En matière d’économie circulaire, les initiatives se multiplient. Saint-Hyacinthe travaille à un projet de récupération du biogaz généré par les résidus organiques des citoyens et des entreprises privées dans le but d’alimenter les véhicules et les bâtiments municipaux. À Saint-Félicien, le Parc agrothermique transmet la cha-
leur évacuée par le parc industriel à des serres agricoles avoisinantes. À Montréal, la deuxième phase de développement du Technopôle Angus prévoit une boucle énergétique permettant un échange de surplus de chaleurs entre les entreprises et les logements résidentiels du quartier.
«Certaines infrastructures n’ont qu’une seule fonction, alors que par définition la ville est le territoire des réseaux.
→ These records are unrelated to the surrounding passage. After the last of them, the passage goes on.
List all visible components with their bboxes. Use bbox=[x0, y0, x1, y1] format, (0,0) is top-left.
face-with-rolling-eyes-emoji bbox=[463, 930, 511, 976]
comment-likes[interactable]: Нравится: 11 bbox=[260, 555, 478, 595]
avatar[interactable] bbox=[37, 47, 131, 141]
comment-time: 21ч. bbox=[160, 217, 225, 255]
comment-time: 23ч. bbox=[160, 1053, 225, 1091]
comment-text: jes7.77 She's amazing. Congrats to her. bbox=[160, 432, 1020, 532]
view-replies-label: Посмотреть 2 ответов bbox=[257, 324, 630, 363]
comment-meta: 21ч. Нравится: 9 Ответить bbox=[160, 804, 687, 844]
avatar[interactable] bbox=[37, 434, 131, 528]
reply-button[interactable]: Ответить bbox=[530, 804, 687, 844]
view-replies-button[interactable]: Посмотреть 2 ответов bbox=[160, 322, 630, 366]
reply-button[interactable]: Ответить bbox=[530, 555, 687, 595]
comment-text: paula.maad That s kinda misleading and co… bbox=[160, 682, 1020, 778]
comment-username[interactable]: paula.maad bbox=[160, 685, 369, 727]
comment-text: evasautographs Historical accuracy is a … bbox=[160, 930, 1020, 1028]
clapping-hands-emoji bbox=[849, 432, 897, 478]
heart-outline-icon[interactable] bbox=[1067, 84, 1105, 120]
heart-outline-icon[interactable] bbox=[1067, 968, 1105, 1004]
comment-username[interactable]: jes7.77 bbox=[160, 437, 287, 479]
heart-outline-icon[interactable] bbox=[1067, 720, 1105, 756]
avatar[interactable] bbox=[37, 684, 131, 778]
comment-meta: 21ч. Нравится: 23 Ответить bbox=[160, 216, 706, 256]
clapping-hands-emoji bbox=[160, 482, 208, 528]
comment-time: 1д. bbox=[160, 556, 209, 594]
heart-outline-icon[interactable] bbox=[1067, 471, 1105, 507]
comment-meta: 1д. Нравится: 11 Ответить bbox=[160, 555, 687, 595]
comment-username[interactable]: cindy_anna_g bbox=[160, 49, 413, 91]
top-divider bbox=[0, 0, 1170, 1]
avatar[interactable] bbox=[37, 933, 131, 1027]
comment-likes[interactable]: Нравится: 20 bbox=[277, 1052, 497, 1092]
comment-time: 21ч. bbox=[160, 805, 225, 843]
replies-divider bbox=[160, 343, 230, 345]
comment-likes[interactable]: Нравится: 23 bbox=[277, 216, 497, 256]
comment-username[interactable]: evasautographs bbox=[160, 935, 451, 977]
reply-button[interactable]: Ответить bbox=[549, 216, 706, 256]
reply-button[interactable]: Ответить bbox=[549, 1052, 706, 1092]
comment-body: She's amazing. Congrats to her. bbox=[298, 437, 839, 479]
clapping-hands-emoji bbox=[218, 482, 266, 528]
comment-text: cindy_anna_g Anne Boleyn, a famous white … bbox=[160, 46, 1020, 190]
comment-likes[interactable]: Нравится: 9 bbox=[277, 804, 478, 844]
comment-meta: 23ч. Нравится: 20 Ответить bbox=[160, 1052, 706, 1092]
On devrait fonctionner sur les questions énergétiques de la même façon, soit en réseau, de manière systématique, souligne M. Gillet. Quand on rapproche l’endroit de production du consommateur ou quand le consommateur d’énergie peut devenir lui-même producteur, on commence à avoir des infrastructures beaucoup plus résilientes. S’il y a un pépin, on peut se reposer sur d’autres sources d’énergie. »
Dans le cas du Technopôle Angus, il souligne la pertinence de la mixité des usages sur le territoire. « Il n’y a rien de pire que d’avoir un seul profil de demande énergétique, affirme-t-il. Plus c’est diversifié, plus la demande est complexe et plus on peut y répondre avec des mesures décentralisées. » Il soulève, dans un cas comme celui-ci, l’intérêt de faire travailler les urbanistes et les ingénieurs en infrastructure ensemble.
Sans nécessairement se référer à la troisième révolution industrielle telle que l’a articulée Jeremy Rifkin, M. Gillet se montre enthousiaste devant le potentiel des réseaux électriques intelligents, qui permettront selon lui de « rejoindre l’offre et la demande de manière instantanée grâce à des outils de communication bien développés ». L’AQME voit aussi dans les technologies numériques des outils pour réaliser des cartographies énergétiques, afin de voir où sont les pertes d’énergie dans les villes, mais aussi cibler les endroits qui pourraient s’en échanger.